The answer is yes.
Given the current economic situation around the world and the cost of living crisis that is hitting the UK, mortgages can seem like a scary idea at the moment. Interest rates have risen to their highest in years, which has pushed mortgage prices right up and made it difficult to imagine paying so much for a house, but luckily there are many positives that come with this too.
As interest rates rise, house prices stabilize and drop, with the interest rate going up by 0.75% we’ve seen a reduction in house price by around 5%, and 10% in some areas. As a first time buyer or an investor this is the perfect opportunity to earn ‘quick cash’ as it’s called in the industry, because when mortgage rates reduce as the economies stabilise, that 10% value will tip back on along with the usual average 4.14% per year. That means although you pay more for your mortgage right now, in 2-5 years when your current deal ends and the macroeconomic issues are over, not only will you get a significantly better rate saving hundreds of pounds per month but you will have made tens of thousands in equity on your house too.

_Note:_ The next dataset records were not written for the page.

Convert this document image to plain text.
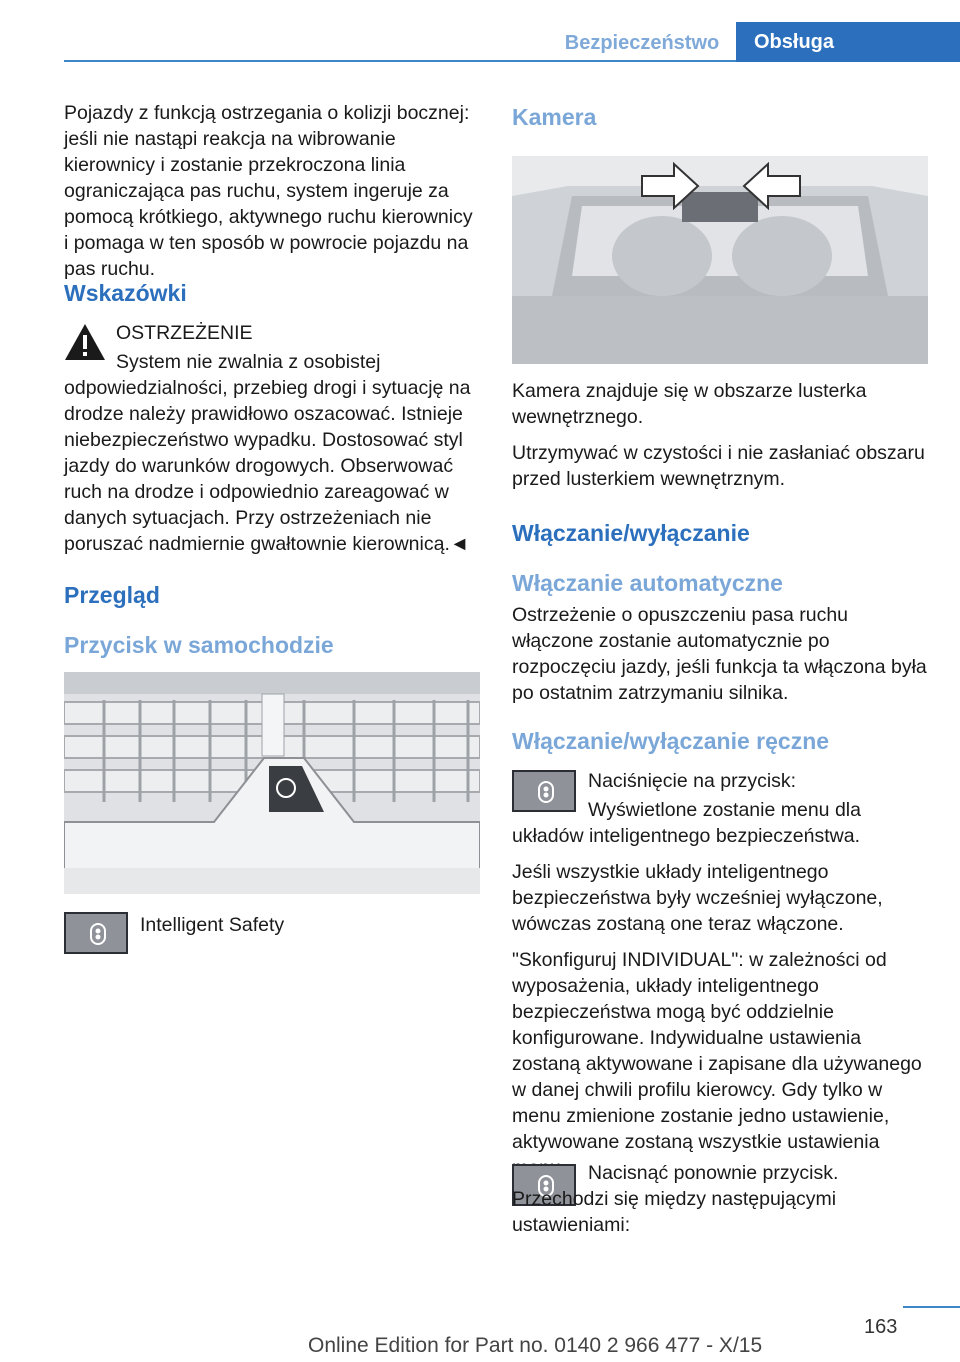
Bezpieczeństwo	Obsługa

Pojazdy z funkcją ostrzegania o kolizji bocznej: jeśli nie nastąpi reakcja na wibrowanie kierownicy i zostanie przekroczona linia ograniczająca pas ruchu, system ingeruje za pomocą krótkiego, aktywnego ruchu kierownicy i pomaga w ten sposób w powrocie pojazdu na pas ruchu.

Wskazówki

OSTRZEŻENIE

System nie zwalnia z osobistej odpowiedzialności, przebieg drogi i sytuację na drodze należy prawidłowo oszacować. Istnieje niebezpieczeństwo wypadku. Dostosować styl jazdy do warunków drogowych. Obserwować ruch na drodze i odpowiednio zareagować w danych sytuacjach. Przy ostrzeżeniach nie poruszać nadmiernie gwałtownie kierownicą.◄

Przegląd
Przycisk w samochodzie

Intelligent Safety

Kamera

Kamera znajduje się w obszarze lusterka wewnętrznego.

Utrzymywać w czystości i nie zasłaniać obszaru przed lusterkiem wewnętrznym.

Włączanie/wyłączanie
Włączanie automatyczne

Ostrzeżenie o opuszczeniu pasa ruchu włączone zostanie automatycznie po rozpoczęciu jazdy, jeśli funkcja ta włączona była po ostatnim zatrzymaniu silnika.

Włączanie/wyłączanie ręczne

Naciśnięcie na przycisk:

Wyświetlone zostanie menu dla układów inteligentnego bezpieczeństwa.

Jeśli wszystkie układy inteligentnego bezpieczeństwa były wcześniej wyłączone, wówczas zostaną one teraz włączone.

"Skonfiguruj INDIVIDUAL": w zależności od wyposażenia, układy inteligentnego bezpieczeństwa mogą być oddzielnie konfigurowane. Indywidualne ustawienia zostaną aktywowane i zapisane dla używanego w danej chwili profilu kierowcy. Gdy tylko w menu zmienione zostanie jedno ustawienie, aktywowane zostaną wszystkie ustawienia

Nacisnąć ponownie przycisk. Przechodzi się między następującymi ustawieniami:

163
Online Edition for Part no. 0140 2 966 477 - X/15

At the time of writing, NatWest currently offer the lowest mortgage rates of the big banks, and Leeds building society lead the way with their rates too. You can expect to pay around 4.84% on your mortgage at the moment, whereas this time last year it was closer to 2.53%. Although on larger mortgages this can equate to hundreds of pounds per month, it isn’t something you should worry about in the long term.
Historically as the economy recovers and strengthens, the UK has always reduced it’s interest rates to bolster inflation, until inflation hits such a point where it is unsustainable due to external factors (like now at 11.8%). Interest rates then rise, lowering the number of people lending and spending to stabilize inflation and as the economy recovers, interest rates dip again.
An example below for illustration purposes:
- Inflation 10%, bank of England interest rates increase from 0.5% to 1.75%, mortgage rates increase from 2.5% to 3.8%, house prices lower 10%.
- House purchase £300,000 lowers to £270,000. £27,000 deposit instead of £30,000.
- Mortgage prices remain similar.
- Economy stabilizes after 2 years, regaining 10% value plus 2 year’s inflation at an average 4.14%.
- New house value £324,480. New mortgage rate 2.5%.New equity £81,840 from £27,000. Net gain £54,840.
As seen in the illustration above, this means buying at a point of high interest rate and low value sees much higher long term gain, unless you purchase a property that is at a premium above the asking price.
To conclude, yes it is still worth acquiring your mortgage during a high interest period, and under the correct circumstance (as long as it is not a long term recession) you would stand to gain more than if you overpaid for your house during a much lower period of interest rates, that conjoins to higher overall market value due to cheaper mortgage rates.